In anticipation of the United Nations Framework Convention on Climate Change (UNFCCC) twenty-first Conference of the Parties (COP21) in Paris this December, China officially submitted its intended nationally determined contribution (INDC) to the UNFCCC in early June. The World Resources Institute has hailed it as “a serious and credible contribution.” The INDC states the country’s aims by 2030 to allow CO2 emissions peak, to reduce CO2 intensity (CO2 emitted per unit of GDP) by 60-65% below 2005 levels, and to increase non-fossil fuel share of energy to 20% . The target of peaking emissions was originally announced by President Xi Jinping last November alongside US President Barack Obama in a joint announcement on climate change.
As the world’s largest economy in transition, China has also been an innovative leader in addressing the financial needs of development. The Asian Infrastructure Investment Bank (AIIB) initiated by China has attracted the attention of 57 countries’ to Asia’s development. The newly launched New Development Bank (NDB) by the BRICS countries (Brazil, Russia, India, China, and South Africa) is an example of South-South cooperation. Echoing China’s zeal for renewable energy investment, three other BRICS countries (Brazil, India, and South Africa) are among the top ten investors in renewable energy worldwide. The emphasis on greening the NDB was displayed in April when the Environment Ministers from the BRICS countries met in Russia, along with UNEP Executive Director Achim Steiner to discuss the possibility of the NDB setting up a ‘green fund’ to undertake projects and develop technologies towards sustainable development.

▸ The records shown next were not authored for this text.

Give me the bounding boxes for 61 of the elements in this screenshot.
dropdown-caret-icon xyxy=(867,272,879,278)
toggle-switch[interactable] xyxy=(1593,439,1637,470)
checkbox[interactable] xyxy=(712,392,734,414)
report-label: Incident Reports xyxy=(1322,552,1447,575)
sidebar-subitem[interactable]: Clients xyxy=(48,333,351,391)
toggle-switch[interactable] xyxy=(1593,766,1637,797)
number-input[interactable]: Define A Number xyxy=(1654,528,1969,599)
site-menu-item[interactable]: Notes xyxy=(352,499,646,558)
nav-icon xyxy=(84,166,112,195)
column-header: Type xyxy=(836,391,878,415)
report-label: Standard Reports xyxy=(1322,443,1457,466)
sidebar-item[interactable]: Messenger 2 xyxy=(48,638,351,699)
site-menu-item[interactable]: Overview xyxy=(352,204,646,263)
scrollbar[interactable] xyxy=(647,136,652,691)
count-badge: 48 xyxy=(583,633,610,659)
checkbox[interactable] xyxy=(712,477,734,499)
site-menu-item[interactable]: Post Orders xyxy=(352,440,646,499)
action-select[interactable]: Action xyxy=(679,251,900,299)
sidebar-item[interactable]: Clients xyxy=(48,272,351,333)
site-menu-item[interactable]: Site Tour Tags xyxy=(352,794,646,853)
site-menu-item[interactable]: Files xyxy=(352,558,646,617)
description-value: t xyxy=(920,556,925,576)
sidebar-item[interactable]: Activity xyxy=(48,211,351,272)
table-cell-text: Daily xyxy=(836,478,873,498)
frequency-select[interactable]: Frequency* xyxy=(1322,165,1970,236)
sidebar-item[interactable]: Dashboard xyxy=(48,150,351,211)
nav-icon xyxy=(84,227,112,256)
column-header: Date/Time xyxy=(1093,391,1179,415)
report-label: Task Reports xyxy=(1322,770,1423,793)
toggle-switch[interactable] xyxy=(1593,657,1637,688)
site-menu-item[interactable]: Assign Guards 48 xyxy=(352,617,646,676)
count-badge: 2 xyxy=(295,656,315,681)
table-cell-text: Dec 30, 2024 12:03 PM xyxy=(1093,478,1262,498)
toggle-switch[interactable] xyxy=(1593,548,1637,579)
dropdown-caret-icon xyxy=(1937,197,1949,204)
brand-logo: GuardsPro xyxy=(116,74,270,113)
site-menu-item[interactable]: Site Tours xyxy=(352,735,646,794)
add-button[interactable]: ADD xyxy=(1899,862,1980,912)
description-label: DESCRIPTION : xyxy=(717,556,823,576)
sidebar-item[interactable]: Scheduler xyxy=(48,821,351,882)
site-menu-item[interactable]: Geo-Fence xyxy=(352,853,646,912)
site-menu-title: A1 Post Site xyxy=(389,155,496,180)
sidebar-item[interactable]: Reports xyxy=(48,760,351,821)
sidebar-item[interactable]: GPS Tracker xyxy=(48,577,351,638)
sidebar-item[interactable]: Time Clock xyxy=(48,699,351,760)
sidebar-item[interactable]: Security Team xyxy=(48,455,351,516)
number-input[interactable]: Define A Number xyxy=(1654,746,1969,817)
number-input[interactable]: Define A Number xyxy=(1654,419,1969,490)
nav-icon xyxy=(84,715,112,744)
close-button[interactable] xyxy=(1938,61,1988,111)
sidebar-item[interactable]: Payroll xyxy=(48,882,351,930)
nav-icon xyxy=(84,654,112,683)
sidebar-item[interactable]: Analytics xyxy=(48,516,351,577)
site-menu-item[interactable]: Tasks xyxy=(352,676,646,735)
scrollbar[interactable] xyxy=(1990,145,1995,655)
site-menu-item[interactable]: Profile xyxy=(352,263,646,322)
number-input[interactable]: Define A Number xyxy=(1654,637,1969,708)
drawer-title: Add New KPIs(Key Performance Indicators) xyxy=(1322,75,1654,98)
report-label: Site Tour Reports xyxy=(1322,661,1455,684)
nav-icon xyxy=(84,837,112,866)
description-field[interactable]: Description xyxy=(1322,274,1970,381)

In June 2015, China became the eighth country to join PAGE with the official inclusion of Jiangsu province. PAGE will immediately focus on conducting an assessment in the province, including mapping partners’ activities and developing baseline data. This assessment will inform the next phase, in which the provincial government will identify the key sectors and issues to benefit from PAGE support. Jiangsu has already initiated its inclusive green economy (IGE) transformation and joining PAGE provides the province an excellent opportunity to share experience and good practices with PAGE partners, as well as to continue to work towards its sustainability goals.
Between the Financing for Development Conference in July, the launching of the post-2015 Sustainable Development Agenda in September, and COP21 in December, 2015 is a pivotal year for international development; it is also an important year for China. The government is preparing the thirteenth Five Year Plan which will set the country’s development priorities for the next five years. The plan is not final yet, but one thing is certain: green development will be at the centre of China’s strategy and the pace of change will be accelerated.